A. Roger Ekirch receives 2009 Alumni Award for Excellence in Research
A. Roger Ekirch, professor of history in the College of Liberal Arts and Human Sciences at Virginia Tech, received the university's 2009 Alumni Award for Excellence in Research.
Sponsored by the Virginia Tech Alumni Association, the Alumni Award for Excellence in Research is presented annually to as many as two Virginia Tech faculty members who have made outstanding research contributions. Alumni, students, faculty, and staff may nominate candidates. Each recipient is awarded $2,000.
Ekirch has achieved international acclaim for his groundbreaking scholarship in American and European history. In addition to numerous articles, anthropology chapters, and other publications, Ekirch has penned three books: “Poor Carolina”: Politics and Society in Colonial North Carolina, 1729-1776; Bound for America: The Transportation of British Convicts to the Colonies, 1718-1775; and At Day’s Close: Night in Times Past.
Considered his magnum opus, the award-winning At Day’s Close extends from the Middle Ages to the Industrial Revolution, a period when nighttime spawned a remarkably vibrant and distinctive culture. Widely acclaimed, the book has already been republished in the United Kingdom and translated for publication in the Netherlands, Germany, and China. It will soon appear in Russia, South Korea, Taiwan, and Turkey.
John Leonard of Harper’s Magazine described At Day’s Close as “an enthralling anthropology of the shadow realms of Western Europe.” He added, “Night had a lot to say for itself as a separate, creative space. Ekirch makes an informed and passionate case against too much artificial light.”
“Ekirch has written a book that anybody with an imagination will find fascinating, but one that is the mirror image of conventional popular history,” wrote David Wootten of the London Review of Books. “He has a beady eye for the tiny anecdote, the telling vignette, the mini-narrative, but these events don’t drive the story onward, for it constantly circles back on itself.”

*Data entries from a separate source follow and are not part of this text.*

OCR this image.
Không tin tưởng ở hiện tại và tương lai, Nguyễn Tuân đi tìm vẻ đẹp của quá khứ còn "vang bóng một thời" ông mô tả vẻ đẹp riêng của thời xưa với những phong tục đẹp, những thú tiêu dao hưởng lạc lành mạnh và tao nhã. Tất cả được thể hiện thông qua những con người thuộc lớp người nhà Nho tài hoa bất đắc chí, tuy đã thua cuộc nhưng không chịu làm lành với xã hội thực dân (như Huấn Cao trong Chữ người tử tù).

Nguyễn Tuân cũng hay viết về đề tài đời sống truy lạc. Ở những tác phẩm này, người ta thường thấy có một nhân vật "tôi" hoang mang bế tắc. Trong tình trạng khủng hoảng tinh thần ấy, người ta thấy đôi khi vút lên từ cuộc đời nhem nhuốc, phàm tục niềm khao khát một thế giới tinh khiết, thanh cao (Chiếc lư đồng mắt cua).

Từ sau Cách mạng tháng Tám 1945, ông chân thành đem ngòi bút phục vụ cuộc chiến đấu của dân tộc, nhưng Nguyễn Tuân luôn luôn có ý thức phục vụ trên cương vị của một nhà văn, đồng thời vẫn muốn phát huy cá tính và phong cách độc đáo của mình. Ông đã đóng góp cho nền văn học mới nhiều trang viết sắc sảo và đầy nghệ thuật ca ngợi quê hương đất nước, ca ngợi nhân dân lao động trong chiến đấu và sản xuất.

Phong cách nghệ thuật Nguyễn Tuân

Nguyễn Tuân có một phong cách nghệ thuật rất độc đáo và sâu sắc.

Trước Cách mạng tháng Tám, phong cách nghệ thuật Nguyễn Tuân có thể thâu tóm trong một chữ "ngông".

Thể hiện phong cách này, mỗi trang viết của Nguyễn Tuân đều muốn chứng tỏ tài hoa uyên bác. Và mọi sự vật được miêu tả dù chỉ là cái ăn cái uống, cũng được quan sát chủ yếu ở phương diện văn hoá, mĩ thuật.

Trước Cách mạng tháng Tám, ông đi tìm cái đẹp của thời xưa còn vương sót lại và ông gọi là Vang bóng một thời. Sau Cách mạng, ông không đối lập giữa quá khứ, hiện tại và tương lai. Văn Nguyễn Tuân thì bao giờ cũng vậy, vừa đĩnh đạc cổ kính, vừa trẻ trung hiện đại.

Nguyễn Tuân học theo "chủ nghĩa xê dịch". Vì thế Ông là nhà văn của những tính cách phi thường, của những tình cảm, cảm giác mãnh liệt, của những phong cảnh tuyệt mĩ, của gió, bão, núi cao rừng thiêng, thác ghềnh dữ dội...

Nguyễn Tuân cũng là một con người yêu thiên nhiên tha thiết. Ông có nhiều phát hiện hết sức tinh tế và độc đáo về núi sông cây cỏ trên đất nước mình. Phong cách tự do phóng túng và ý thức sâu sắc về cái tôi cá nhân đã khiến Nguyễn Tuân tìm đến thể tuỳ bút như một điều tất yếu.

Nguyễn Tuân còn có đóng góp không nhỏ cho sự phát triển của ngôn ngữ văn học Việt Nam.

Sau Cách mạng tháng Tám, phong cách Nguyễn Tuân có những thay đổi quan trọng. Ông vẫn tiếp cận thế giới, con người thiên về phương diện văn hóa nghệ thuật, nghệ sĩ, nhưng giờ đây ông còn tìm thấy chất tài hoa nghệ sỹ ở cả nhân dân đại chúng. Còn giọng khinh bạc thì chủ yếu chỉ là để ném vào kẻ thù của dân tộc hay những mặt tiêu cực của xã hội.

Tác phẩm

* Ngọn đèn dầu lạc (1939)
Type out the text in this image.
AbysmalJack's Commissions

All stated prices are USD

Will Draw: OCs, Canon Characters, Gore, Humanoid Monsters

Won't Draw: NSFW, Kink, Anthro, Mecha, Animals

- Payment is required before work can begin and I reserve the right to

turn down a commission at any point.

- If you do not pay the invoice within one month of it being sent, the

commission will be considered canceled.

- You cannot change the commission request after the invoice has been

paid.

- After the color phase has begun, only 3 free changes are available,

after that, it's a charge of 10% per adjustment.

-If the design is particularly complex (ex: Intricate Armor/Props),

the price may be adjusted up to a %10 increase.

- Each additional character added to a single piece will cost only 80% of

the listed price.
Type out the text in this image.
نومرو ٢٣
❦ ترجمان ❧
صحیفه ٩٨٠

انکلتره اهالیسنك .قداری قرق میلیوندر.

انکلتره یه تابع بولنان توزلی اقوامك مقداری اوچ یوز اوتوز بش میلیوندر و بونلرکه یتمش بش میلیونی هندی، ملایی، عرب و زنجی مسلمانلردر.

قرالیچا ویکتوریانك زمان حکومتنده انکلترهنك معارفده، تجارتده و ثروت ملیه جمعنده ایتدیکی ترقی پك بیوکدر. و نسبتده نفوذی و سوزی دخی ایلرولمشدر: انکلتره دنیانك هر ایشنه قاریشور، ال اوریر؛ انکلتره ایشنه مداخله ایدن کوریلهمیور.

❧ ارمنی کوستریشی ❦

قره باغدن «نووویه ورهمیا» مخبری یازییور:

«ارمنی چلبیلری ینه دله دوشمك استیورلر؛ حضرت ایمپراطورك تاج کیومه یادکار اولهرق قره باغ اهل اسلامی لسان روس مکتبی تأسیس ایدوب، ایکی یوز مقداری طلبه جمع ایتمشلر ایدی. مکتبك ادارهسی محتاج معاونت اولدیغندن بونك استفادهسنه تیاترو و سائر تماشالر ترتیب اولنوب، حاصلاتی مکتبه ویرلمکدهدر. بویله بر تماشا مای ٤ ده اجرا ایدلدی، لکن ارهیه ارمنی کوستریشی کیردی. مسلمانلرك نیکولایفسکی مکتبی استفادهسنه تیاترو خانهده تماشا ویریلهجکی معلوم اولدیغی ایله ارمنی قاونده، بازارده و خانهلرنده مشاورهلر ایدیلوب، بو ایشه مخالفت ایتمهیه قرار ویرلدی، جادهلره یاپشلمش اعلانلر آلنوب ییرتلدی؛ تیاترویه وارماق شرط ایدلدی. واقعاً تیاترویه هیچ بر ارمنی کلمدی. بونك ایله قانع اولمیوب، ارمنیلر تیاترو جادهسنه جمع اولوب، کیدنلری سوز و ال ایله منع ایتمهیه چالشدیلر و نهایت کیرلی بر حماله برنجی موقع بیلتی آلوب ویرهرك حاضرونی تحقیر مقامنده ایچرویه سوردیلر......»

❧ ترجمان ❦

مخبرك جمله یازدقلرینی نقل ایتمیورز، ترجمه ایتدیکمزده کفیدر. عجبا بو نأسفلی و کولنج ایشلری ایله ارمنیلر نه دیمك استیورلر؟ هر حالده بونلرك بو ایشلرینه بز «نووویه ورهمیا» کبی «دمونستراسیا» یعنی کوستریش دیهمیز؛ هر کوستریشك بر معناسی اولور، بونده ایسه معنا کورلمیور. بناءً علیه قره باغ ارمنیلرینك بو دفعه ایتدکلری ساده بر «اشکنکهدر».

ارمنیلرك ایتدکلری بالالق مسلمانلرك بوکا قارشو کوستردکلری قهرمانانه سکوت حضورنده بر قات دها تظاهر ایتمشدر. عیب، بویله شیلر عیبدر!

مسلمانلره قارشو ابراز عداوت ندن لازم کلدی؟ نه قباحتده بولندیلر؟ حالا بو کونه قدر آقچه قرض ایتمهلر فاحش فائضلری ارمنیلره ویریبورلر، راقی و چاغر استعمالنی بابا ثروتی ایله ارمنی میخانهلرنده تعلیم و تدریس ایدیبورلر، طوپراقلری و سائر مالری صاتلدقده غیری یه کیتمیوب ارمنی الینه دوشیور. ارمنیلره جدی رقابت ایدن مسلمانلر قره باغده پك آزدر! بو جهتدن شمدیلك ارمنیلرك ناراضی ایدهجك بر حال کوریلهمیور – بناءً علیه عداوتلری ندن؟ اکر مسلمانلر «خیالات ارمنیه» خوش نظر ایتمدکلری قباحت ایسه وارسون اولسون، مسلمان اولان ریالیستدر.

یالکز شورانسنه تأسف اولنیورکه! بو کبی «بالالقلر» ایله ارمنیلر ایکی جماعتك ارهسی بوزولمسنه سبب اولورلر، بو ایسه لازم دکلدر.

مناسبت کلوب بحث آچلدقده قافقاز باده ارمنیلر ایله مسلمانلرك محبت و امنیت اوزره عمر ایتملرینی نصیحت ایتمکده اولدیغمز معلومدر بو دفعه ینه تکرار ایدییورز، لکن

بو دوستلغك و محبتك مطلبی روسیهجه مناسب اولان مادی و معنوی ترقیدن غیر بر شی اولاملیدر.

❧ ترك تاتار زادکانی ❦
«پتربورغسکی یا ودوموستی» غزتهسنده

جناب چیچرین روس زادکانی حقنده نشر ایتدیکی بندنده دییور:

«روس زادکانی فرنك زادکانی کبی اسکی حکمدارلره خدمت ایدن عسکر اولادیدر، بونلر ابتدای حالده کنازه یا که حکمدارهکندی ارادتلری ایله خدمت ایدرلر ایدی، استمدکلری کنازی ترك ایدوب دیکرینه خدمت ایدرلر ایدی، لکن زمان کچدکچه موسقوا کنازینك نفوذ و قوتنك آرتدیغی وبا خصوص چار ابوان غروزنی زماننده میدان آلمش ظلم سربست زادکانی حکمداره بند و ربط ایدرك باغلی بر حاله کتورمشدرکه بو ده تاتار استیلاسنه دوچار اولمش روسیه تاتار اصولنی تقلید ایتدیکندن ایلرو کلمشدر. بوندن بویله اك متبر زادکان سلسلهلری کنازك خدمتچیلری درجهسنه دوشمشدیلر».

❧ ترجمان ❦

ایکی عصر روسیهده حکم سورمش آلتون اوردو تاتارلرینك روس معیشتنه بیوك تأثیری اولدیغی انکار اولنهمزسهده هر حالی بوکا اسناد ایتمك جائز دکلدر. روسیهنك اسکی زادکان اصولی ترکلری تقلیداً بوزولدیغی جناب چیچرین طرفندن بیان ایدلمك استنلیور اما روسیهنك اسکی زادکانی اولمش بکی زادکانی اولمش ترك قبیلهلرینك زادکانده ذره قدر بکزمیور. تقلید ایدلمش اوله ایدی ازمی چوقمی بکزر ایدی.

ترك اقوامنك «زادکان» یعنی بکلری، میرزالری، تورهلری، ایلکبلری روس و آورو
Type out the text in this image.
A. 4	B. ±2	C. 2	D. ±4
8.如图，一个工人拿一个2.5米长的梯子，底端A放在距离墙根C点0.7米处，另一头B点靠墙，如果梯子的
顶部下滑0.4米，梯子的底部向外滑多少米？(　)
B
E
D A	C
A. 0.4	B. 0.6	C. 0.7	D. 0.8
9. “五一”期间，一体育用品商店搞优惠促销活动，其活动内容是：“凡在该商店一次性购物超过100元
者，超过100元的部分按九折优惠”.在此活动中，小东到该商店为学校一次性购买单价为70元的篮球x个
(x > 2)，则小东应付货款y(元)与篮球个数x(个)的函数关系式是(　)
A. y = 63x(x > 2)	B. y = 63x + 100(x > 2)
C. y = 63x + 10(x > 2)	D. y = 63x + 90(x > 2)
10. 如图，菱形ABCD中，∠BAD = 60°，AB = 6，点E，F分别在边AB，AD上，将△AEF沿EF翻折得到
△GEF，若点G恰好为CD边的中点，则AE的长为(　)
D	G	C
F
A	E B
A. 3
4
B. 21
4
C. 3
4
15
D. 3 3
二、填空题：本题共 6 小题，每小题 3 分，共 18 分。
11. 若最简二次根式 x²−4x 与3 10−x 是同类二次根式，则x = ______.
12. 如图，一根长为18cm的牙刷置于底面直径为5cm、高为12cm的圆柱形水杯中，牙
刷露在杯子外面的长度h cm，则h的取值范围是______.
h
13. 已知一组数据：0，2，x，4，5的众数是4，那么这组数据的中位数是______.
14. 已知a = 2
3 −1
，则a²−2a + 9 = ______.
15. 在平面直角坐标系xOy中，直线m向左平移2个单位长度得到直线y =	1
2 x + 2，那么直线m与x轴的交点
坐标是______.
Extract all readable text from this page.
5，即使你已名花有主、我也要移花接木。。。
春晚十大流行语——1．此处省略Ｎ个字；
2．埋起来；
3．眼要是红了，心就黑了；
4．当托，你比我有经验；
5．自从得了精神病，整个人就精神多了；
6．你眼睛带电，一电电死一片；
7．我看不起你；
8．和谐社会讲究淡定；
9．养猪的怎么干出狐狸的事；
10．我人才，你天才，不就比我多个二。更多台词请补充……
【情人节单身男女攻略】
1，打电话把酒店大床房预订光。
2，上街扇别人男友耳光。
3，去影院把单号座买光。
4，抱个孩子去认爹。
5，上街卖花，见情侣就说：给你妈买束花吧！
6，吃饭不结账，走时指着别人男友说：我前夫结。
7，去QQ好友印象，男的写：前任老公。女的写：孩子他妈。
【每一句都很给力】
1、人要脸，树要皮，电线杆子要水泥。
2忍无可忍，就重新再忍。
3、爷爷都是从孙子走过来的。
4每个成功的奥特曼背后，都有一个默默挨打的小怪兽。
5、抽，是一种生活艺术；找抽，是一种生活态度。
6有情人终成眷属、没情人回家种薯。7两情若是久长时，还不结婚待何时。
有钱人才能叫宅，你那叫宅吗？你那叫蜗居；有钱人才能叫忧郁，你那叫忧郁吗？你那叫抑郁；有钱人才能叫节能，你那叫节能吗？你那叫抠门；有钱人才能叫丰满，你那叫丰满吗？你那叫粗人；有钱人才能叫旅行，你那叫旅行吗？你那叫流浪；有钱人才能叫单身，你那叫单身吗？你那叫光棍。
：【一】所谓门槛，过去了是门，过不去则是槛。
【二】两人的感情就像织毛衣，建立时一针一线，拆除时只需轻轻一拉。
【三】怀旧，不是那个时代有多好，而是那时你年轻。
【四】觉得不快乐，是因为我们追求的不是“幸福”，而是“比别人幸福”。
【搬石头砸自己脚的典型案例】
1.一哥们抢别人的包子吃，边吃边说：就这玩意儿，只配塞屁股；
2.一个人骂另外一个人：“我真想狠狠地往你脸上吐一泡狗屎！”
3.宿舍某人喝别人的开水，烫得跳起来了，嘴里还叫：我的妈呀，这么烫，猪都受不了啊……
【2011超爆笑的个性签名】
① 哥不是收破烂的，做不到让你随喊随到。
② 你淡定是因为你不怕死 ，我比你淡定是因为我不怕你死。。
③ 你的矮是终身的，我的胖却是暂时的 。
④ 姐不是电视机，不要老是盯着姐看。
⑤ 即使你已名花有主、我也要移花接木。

Ekirch’s historical research has had a significant impact on the medical community, demonstrating the value of the social sciences in other areas of study. Through the examination of diaries, court cases, and other primary sources, Ekirch discovered that people in Western societies experienced a different pattern of sleep before the Industrial Revolution, characterized by two major periods of sleep bridged by up to an hour of quiet wakefulness. Featured in a cover story for the New York Times Sunday Magazine, this research has shed new light on common “sleep disorders.”
Ekirch earned his bachelor’s degree from Dartmouth College and his master’s and Ph.D. from Johns Hopkins University.